The violence broke out on Monday in KuGompo, the Eastern Cape city formerly known as East London, where an anti-illegal immigration march that began peacefully unraveled after a protester claimed to have been attacked by a foreign national. What followed left ten vehicles burned, and a string of local and foreign-owned businesses looted and damaged before order could be restored. No arrests have been made.
Nigeria’s high commission moved quickly in the aftermath, urging its citizens across South Africa to limit their movements, stay away from public gatherings, and remain on high alert until the situation stabilises.

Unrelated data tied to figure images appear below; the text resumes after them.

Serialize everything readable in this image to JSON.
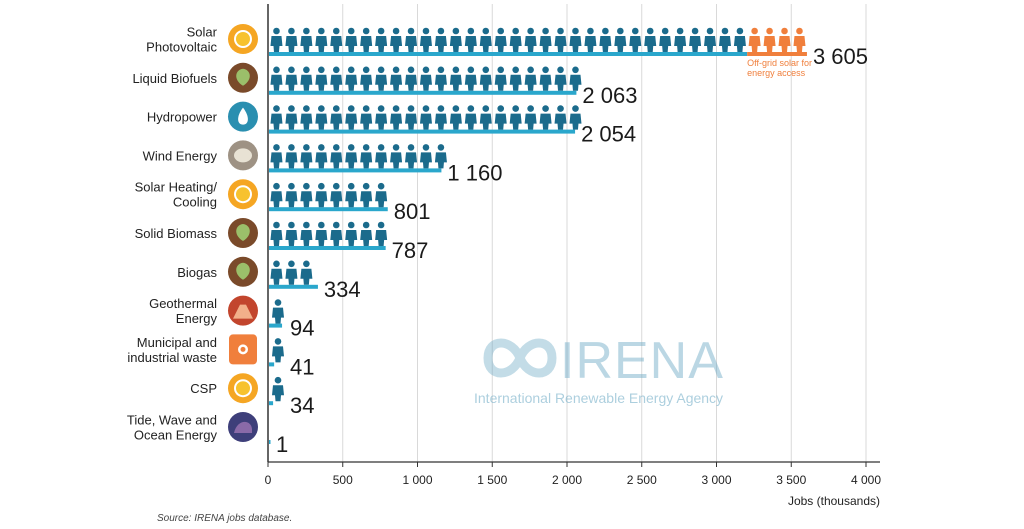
{
  "chart_data": {
    "type": "bar",
    "orientation": "horizontal",
    "categories": [
      "Solar Photovoltaic",
      "Liquid Biofuels",
      "Hydropower",
      "Wind Energy",
      "Solar Heating/ Cooling",
      "Solid Biomass",
      "Biogas",
      "Geothermal Energy",
      "Municipal and industrial waste",
      "CSP",
      "Tide, Wave and Ocean Energy"
    ],
    "category_lines": [
      [
        "Solar",
        "Photovoltaic"
      ],
      [
        "Liquid Biofuels"
      ],
      [
        "Hydropower"
      ],
      [
        "Wind Energy"
      ],
      [
        "Solar Heating/",
        "Cooling"
      ],
      [
        "Solid Biomass"
      ],
      [
        "Biogas"
      ],
      [
        "Geothermal",
        "Energy"
      ],
      [
        "Municipal and",
        "industrial waste"
      ],
      [
        "CSP"
      ],
      [
        "Tide, Wave and",
        "Ocean Energy"
      ]
    ],
    "icons": [
      "sun-icon",
      "leaf-icon",
      "water-drop-icon",
      "wind-icon",
      "sun-icon",
      "leaf-icon",
      "leaf-icon",
      "volcano-icon",
      "waste-bin-icon",
      "sun-icon",
      "wave-icon"
    ],
    "values": [
      3605,
      2063,
      2054,
      1160,
      801,
      787,
      334,
      94,
      41,
      34,
      1
    ],
    "value_labels": [
      "3 605",
      "2 063",
      "2 054",
      "1 160",
      "801",
      "787",
      "334",
      "94",
      "41",
      "34",
      "1"
    ],
    "segments": [
      {
        "category": "Solar Photovoltaic",
        "name": "Off-grid solar for energy access",
        "value": 400
      }
    ],
    "xlabel": "Jobs (thousands)",
    "xlim": [
      0,
      4000
    ],
    "xticks": [
      0,
      500,
      1000,
      1500,
      2000,
      2500,
      3000,
      3500,
      4000
    ],
    "xtick_labels": [
      "0",
      "500",
      "1 000",
      "1 500",
      "2 000",
      "2 500",
      "3 000",
      "3 500",
      "4 000"
    ],
    "grid": true,
    "source": "Source: IRENA jobs database."
  },
  "watermark": {
    "name": "IRENA",
    "subtitle": "International Renewable Energy Agency"
  },
  "colors": {
    "bar": "#1b6b8c",
    "bar_base": "#2aa7cc",
    "offgrid": "#f07f3c",
    "sun": "#f5a623",
    "leaf": "#7a4a2a",
    "water": "#2a8fb0",
    "stone": "#9e9284",
    "volcano": "#c2452d",
    "waste": "#f07f3c",
    "wave": "#3e3f7a"
  }
}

The roots of Monday’s explosion of tension stretch back a fortnight, to a gathering within KuGompo’s Nigerian diaspora community that few outside that community would ordinarily have noticed. On that occasion, Solomon Ogbonna Eziko was formally recognized by local Igbo community members as “Eze Ndi Igbo East London”, a traditional title, widely practiced among Igbo communities living outside Nigeria, that loosely translates as king of the Igbo people in the city.
For the Igbo, one of Nigeria’s largest and most globally dispersed ethnic groups, the installation of such a figure in diaspora communities is a longstanding cultural tradition. The role is ceremonial: the title holder mediates minor internal disputes and represents the community at local events. It carries no legal standing, no territorial claim, and no political authority beyond the community that confers it.

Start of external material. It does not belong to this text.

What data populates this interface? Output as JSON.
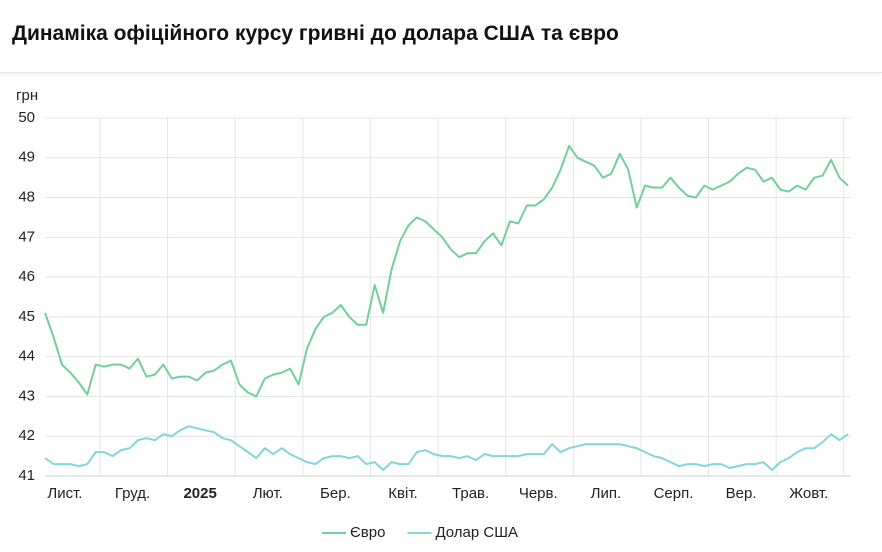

Leaders of the local Igbo community were at pains to make this clear in the aftermath of the violence. Dr ABC Okokoh, a prominent figure within South Africa’s Igbo community, told national broadcaster SABC that the event had been entirely private in nature.
“We are not here to establish a kingdom or a king because there are laws in this country that must be respected,” he said, while also expressing regret over the chain of events that the ceremony had set off.
A Nigerian diplomat went further, offering a public apology to South Africans during a civil society picket outside Nigeria’s high commission in Pretoria on Tuesday.
Despite those clarifications, the installation had already landed in KuGompo’s cultural landscape with considerable force. For some South Africans in the area, the ceremony was not read as an internal diaspora tradition but as something more threatening, an assertion of presence and authority on soil they consider their own.
Traditional leader Xhanti Sigcawu, who attended Monday’s march, gave voice to that grievance directly, telling broadcaster Newzroom Afrika that the installation had left local chiefs feeling “undermined.” The area, he stressed, was the “territory of the Xhosas”, and the recognition of an outside community leader within it had cut against deeply held convictions about who holds cultural authority in the region.
The Eastern Cape’s cooperative governance department, which oversees traditional affairs in the province, distanced itself from Eziko’s installation and called on all parties to operate within the bounds of South African law. Some cultural experts went further, condemning the ceremony as unlawful and a violation of established customary protocols.
For local authorities, the line between acknowledging legitimate grievances and endorsing what happened on Monday was one they drew clearly. KuGompo mayor Princess Faku expressed sympathy for the motivations behind the march while leaving no doubt about her view of how it ended.
“We supported the march because it is part of the efforts of defending our sovereignty but cannot condone violence. Violence doesn’t solve problems… it’s very sad that such an important march was turned into violence and chaos,” she said.